In non medical Natalie news, I have had several very sweet visits with her. One night I could not make myself leave until nearly 3AM. She was agitated and every time I tried to stop rubbing her back she would get upset all over again. Last night when I saw her I placed my arm over her body and held her right hand. She put her left hand on my arm and pushed against it. She is getting much busier with her hands. Today she could not fall asleep because it was far more interesting to play with her hands and bat her blanket. When she did fall asleep she annoyed herself by sticking her finger in her ear. So darn cute.
She loves listening to her music and books on tape. One nurse said she realized that every time it got to the end of the recording she desatted when Steve told her goodbye.
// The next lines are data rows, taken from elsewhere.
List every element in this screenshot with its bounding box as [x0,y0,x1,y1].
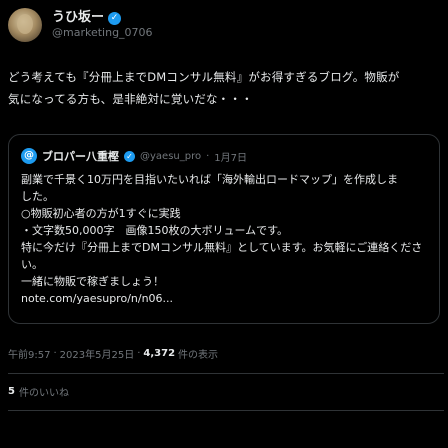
quoted-body-line: い。 [21,258,43,271]
divider [8,410,444,411]
tweet-time[interactable]: 午前9:57 [8,346,50,361]
quoted-body-line: 一緒に物販で稼ぎましょう！ [21,275,164,288]
quoted-author-handle: @yaesu_pro [140,150,202,162]
quoted-body-line: 副業で千景く10万円を目指いたいれば「海外輸出ロードマップ」を作成しま [21,173,398,186]
likes-row[interactable]: 5 件のいいね [8,382,69,400]
tweet-body: どう考えても『分冊上までDMコンサル無料』がお得すぎるブログ。物販が 気になって… [8,66,444,110]
verified-badge-icon: ✓ [108,11,122,25]
quoted-body-line: ○物販初心者の方が1すぐに実践 [21,207,181,220]
views-count: 4,372 [143,347,176,359]
author-handle[interactable]: @marketing_0706 [52,26,153,40]
author-display-name[interactable]: うひ坂ー [52,10,104,26]
quoted-author-avatar: @ [21,148,37,164]
views-label: 件の表示 [178,349,219,361]
meta-separator: · [137,347,141,359]
quoted-verified-badge-icon: ✓ [124,150,135,162]
author-avatar[interactable] [8,8,42,42]
quoted-body-line: 特に今だけ『分冊上までDMコンサル無料』としています。お気軽にご連絡くださ [21,241,423,254]
quoted-tweet-body: 副業で千景く10万円を目指いたいれば「海外輸出ロードマップ」を作成しま した。 … [21,171,427,307]
meta-separator: · [53,347,57,359]
tweet: うひ坂ー ✓ @marketing_0706 どう考えても『分冊上までDMコンサ… [0,0,448,448]
quoted-author-display-name: ブロパー八重樫 [42,150,119,163]
tweet-meta: 午前9:57 · 2023年5月25日 · 4,372 件の表示 [8,344,218,362]
quoted-body-line: した。 [21,190,54,203]
display-name-row: うひ坂ー ✓ [52,10,153,26]
quoted-separator: · [206,150,210,162]
likes-label: 件のいいね [18,387,69,399]
tweet-body-line: 気になってる方も、是非絶対に覚いだな・・・ [8,92,253,106]
quoted-body-line: ・文字数50,000字 画像150枚の大ボリュームです。 [21,224,289,237]
quoted-tweet[interactable]: @ ブロパー八重樫 ✓ @yaesu_pro · 1月7日 副業で千景く10万円… [8,134,440,324]
tweet-body-line: どう考えても『分冊上までDMコンサル無料』がお得すぎるブログ。物販が [8,70,400,84]
likes-count: 5 [8,385,15,397]
quoted-tweet-header: @ ブロパー八重樫 ✓ @yaesu_pro · 1月7日 [21,145,427,167]
quoted-date: 1月7日 [214,152,248,164]
tweet-date[interactable]: 2023年5月25日 [60,346,135,361]
tweet-header: うひ坂ー ✓ @marketing_0706 [8,8,153,42]
author-names: うひ坂ー ✓ @marketing_0706 [52,10,153,40]
quoted-link[interactable]: note.com/yaesupro/n/n06... [21,290,427,307]
divider [8,373,444,374]
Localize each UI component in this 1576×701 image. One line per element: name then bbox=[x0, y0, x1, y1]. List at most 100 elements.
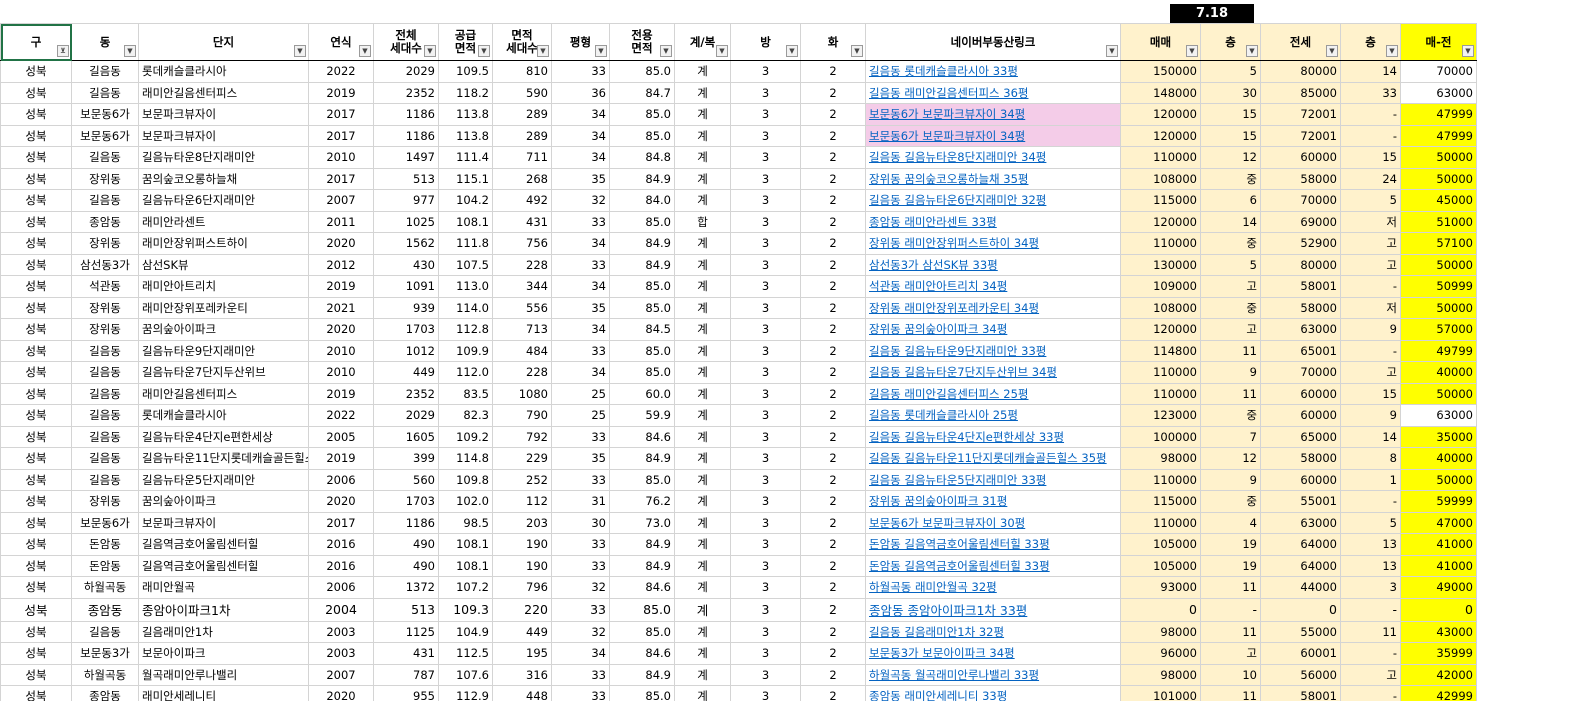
col-header-supply-area[interactable]: 공급 면적 ▼ bbox=[438, 23, 493, 61]
cell-exclusive-area[interactable]: 84.7 bbox=[609, 81, 675, 104]
cell-year[interactable]: 2022 bbox=[308, 60, 374, 83]
cell-year[interactable]: 2010 bbox=[308, 339, 374, 362]
cell-jeonse-floor[interactable]: 고 bbox=[1340, 663, 1401, 686]
cell-dong[interactable]: 길음동 bbox=[71, 404, 139, 427]
cell-complex[interactable]: 롯데캐슬클라시아 bbox=[138, 404, 309, 427]
cell-year[interactable]: 2020 bbox=[308, 232, 374, 255]
filter-dropdown-icon[interactable]: ▼ bbox=[716, 45, 728, 57]
cell-naver-link[interactable]: 길음동 길음뉴타운9단지래미안 33평 bbox=[865, 339, 1121, 362]
cell-jeonse-floor[interactable]: 9 bbox=[1340, 318, 1401, 341]
cell-jeonse-floor[interactable]: - bbox=[1340, 597, 1401, 622]
cell-complex[interactable]: 꿈의숲코오롱하늘채 bbox=[138, 167, 309, 190]
cell-pyeong[interactable]: 35 bbox=[551, 167, 610, 190]
cell-rooms[interactable]: 3 bbox=[730, 620, 801, 643]
cell-year[interactable]: 2010 bbox=[308, 146, 374, 169]
cell-jeonse-floor[interactable]: 저 bbox=[1340, 296, 1401, 319]
cell-naver-link[interactable]: 길음동 길음뉴타운6단지래미안 32평 bbox=[865, 189, 1121, 212]
cell-gu[interactable]: 성북 bbox=[0, 361, 72, 384]
cell-pyeong[interactable]: 34 bbox=[551, 103, 610, 126]
cell-pyeong[interactable]: 34 bbox=[551, 124, 610, 147]
col-header-baths[interactable]: 화 ▼ bbox=[800, 23, 866, 61]
cell-total-households[interactable]: 955 bbox=[373, 685, 439, 701]
cell-jeonse-price[interactable]: 64000 bbox=[1260, 533, 1341, 556]
cell-supply-area[interactable]: 112.0 bbox=[438, 361, 493, 384]
cell-dong[interactable]: 보문동6가 bbox=[71, 511, 139, 534]
cell-jeonse-price[interactable]: 72001 bbox=[1260, 103, 1341, 126]
cell-dong[interactable]: 보문동3가 bbox=[71, 642, 139, 665]
cell-jeonse-price[interactable]: 63000 bbox=[1260, 318, 1341, 341]
cell-jeonse-floor[interactable]: - bbox=[1340, 490, 1401, 513]
cell-total-households[interactable]: 560 bbox=[373, 468, 439, 491]
cell-naver-link[interactable]: 삼선동3가 삼선SK뷰 33평 bbox=[865, 253, 1121, 276]
cell-total-households[interactable]: 1012 bbox=[373, 339, 439, 362]
cell-sale-floor[interactable]: 7 bbox=[1200, 425, 1261, 448]
cell-total-households[interactable]: 939 bbox=[373, 296, 439, 319]
cell-supply-area[interactable]: 113.8 bbox=[438, 124, 493, 147]
cell-sale-price[interactable]: 110000 bbox=[1120, 382, 1201, 405]
cell-rooms[interactable]: 3 bbox=[730, 296, 801, 319]
cell-dong[interactable]: 길음동 bbox=[71, 81, 139, 104]
cell-rooms[interactable]: 3 bbox=[730, 167, 801, 190]
cell-jeonse-price[interactable]: 60000 bbox=[1260, 404, 1341, 427]
cell-pyeong[interactable]: 34 bbox=[551, 275, 610, 298]
cell-dong[interactable]: 보문동6가 bbox=[71, 103, 139, 126]
cell-dong[interactable]: 길음동 bbox=[71, 146, 139, 169]
cell-complex[interactable]: 꿈의숲아이파크 bbox=[138, 490, 309, 513]
cell-exclusive-area[interactable]: 60.0 bbox=[609, 382, 675, 405]
cell-dong[interactable]: 장위동 bbox=[71, 167, 139, 190]
cell-dong[interactable]: 길음동 bbox=[71, 447, 139, 470]
cell-supply-area[interactable]: 98.5 bbox=[438, 511, 493, 534]
cell-rooms[interactable]: 3 bbox=[730, 124, 801, 147]
cell-total-households[interactable]: 490 bbox=[373, 533, 439, 556]
col-header-year[interactable]: 연식 ▼ bbox=[308, 23, 374, 61]
cell-rooms[interactable]: 3 bbox=[730, 103, 801, 126]
cell-type[interactable]: 계 bbox=[674, 533, 731, 556]
cell-supply-area[interactable]: 104.2 bbox=[438, 189, 493, 212]
cell-supply-area[interactable]: 109.8 bbox=[438, 468, 493, 491]
cell-area-households[interactable]: 484 bbox=[492, 339, 552, 362]
cell-year[interactable]: 2017 bbox=[308, 511, 374, 534]
cell-rooms[interactable]: 3 bbox=[730, 533, 801, 556]
cell-sale-minus-jeonse[interactable]: 50000 bbox=[1400, 146, 1477, 169]
cell-sale-minus-jeonse[interactable]: 42000 bbox=[1400, 663, 1477, 686]
filter-dropdown-icon[interactable]: ▼ bbox=[1106, 45, 1118, 57]
cell-supply-area[interactable]: 108.1 bbox=[438, 210, 493, 233]
cell-sale-price[interactable]: 105000 bbox=[1120, 533, 1201, 556]
cell-year[interactable]: 2019 bbox=[308, 447, 374, 470]
cell-jeonse-price[interactable]: 60000 bbox=[1260, 146, 1341, 169]
cell-pyeong[interactable]: 33 bbox=[551, 60, 610, 83]
cell-gu[interactable]: 성북 bbox=[0, 339, 72, 362]
cell-naver-link[interactable]: 장위동 꿈의숲코오롱하늘채 35평 bbox=[865, 167, 1121, 190]
cell-exclusive-area[interactable]: 84.9 bbox=[609, 447, 675, 470]
cell-supply-area[interactable]: 114.0 bbox=[438, 296, 493, 319]
cell-sale-price[interactable]: 114800 bbox=[1120, 339, 1201, 362]
cell-baths[interactable]: 2 bbox=[800, 232, 866, 255]
col-header-sale-floor[interactable]: 층 ▼ bbox=[1200, 23, 1261, 61]
cell-naver-link[interactable]: 장위동 래미안장위퍼스트하이 34평 bbox=[865, 232, 1121, 255]
cell-jeonse-price[interactable]: 65001 bbox=[1260, 339, 1341, 362]
cell-complex[interactable]: 길음뉴타운5단지래미안 bbox=[138, 468, 309, 491]
cell-sale-price[interactable]: 96000 bbox=[1120, 642, 1201, 665]
cell-gu[interactable]: 성북 bbox=[0, 425, 72, 448]
cell-gu[interactable]: 성북 bbox=[0, 124, 72, 147]
cell-pyeong[interactable]: 33 bbox=[551, 685, 610, 701]
cell-jeonse-price[interactable]: 58000 bbox=[1260, 447, 1341, 470]
cell-sale-minus-jeonse[interactable]: 45000 bbox=[1400, 189, 1477, 212]
cell-supply-area[interactable]: 102.0 bbox=[438, 490, 493, 513]
cell-type[interactable]: 계 bbox=[674, 620, 731, 643]
cell-sale-minus-jeonse[interactable]: 51000 bbox=[1400, 210, 1477, 233]
cell-area-households[interactable]: 796 bbox=[492, 576, 552, 599]
cell-naver-link[interactable]: 보문동3가 보문아이파크 34평 bbox=[865, 642, 1121, 665]
cell-sale-minus-jeonse[interactable]: 47999 bbox=[1400, 124, 1477, 147]
cell-jeonse-price[interactable]: 60000 bbox=[1260, 468, 1341, 491]
cell-pyeong[interactable]: 30 bbox=[551, 511, 610, 534]
cell-rooms[interactable]: 3 bbox=[730, 576, 801, 599]
cell-type[interactable]: 합 bbox=[674, 210, 731, 233]
cell-type[interactable]: 계 bbox=[674, 318, 731, 341]
cell-baths[interactable]: 2 bbox=[800, 339, 866, 362]
cell-dong[interactable]: 길음동 bbox=[71, 425, 139, 448]
cell-area-households[interactable]: 228 bbox=[492, 253, 552, 276]
cell-area-households[interactable]: 190 bbox=[492, 533, 552, 556]
cell-exclusive-area[interactable]: 84.9 bbox=[609, 253, 675, 276]
cell-jeonse-floor[interactable]: 9 bbox=[1340, 404, 1401, 427]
She thinks Natalie has realized that him saying goodbye means the recording is about to stop and she becomes upset. Now the nurse stops and rewinds before the ending.
Annie is doing well and continues to love being a big sister. She is so patient and understanding for a toddler. She is also a hoot. I'll leave you with the song she sang to me at dinner tonight...
Annie: I help you and you help me, we're a special family. I love you and you me, we're a punchy family!"
Annie: I love you and you love me. We're a punchy family. I punch you! (whacks me on the arm)
Kind of glad she did not sing this in front of the NICU social worker tonight.